I decided I would have an amazing life. Stand up, be successful and strong, responsible, accountable, sensible, sober.

I barely graduated high school. I was high or drunk most of my senior years. Pregnant at 22 and again at 23. My Dad reminded me of my failures on a regular basis. I don’t feel sorry for myself.

Sometimes, I nail it and sometimes I make terrible fucking decisions and so, the journey continues.

I remember hiding under the bed when I was small. Hoping to be overlooked in the latest drunken rage, I remember being told I was worthless and pointless and that I had ruined his life. I don’t remember any kind words or hugs. I don’t remember ever being encouraged. I remember the shouting and the smashing, I remember the backhanders for no reason. I don’t feel sorry for myself.

I am a grown arse woman. I am accountable. I take responsibility, I look for a lesson in most things. I don’t believe any parent sets out to do a shithouse job raising a kid.  He was just doing the best he could do with what he had. Fuck, aren’t we all.

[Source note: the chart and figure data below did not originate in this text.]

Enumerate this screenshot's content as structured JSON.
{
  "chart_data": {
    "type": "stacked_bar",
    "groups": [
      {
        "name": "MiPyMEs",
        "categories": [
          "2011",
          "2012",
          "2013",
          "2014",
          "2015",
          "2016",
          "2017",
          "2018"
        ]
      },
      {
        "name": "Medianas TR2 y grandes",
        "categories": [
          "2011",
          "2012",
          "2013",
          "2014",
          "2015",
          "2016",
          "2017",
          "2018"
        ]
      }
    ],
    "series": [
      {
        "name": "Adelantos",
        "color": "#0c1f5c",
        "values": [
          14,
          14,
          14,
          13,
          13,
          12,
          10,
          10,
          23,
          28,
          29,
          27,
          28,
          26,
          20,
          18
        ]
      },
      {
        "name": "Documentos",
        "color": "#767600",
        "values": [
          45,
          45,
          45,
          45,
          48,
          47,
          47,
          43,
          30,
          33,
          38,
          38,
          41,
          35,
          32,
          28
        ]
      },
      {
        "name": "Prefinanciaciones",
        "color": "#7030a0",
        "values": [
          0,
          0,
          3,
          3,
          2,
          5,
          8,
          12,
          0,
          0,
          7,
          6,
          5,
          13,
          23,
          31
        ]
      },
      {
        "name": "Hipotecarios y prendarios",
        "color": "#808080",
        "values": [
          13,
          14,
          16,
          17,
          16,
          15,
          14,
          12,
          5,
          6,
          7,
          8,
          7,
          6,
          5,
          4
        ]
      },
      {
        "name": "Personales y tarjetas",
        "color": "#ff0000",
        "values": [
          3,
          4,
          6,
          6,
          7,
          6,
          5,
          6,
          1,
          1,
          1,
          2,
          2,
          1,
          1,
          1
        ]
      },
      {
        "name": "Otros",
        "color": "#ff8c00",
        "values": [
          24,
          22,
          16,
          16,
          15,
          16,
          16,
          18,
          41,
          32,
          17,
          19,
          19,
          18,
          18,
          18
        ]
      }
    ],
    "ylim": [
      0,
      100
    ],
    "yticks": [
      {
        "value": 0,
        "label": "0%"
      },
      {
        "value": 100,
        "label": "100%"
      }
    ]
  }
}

Life rises and falls in stories. I am aware: my moods, my emotional wellbeing, my mental health. I am like a book. Each new story has a beginning, a middle and thankfully always an end.  I can sense it before it arrives. I manage it. I take extra care; I prioritise and schedule around it. I don’t feel sorry for myself.

Most days, this journey is filled with intense happiness, the other days are just horrible. I don’t feel sorry for myself, but then I don’t feel sorry for my father either.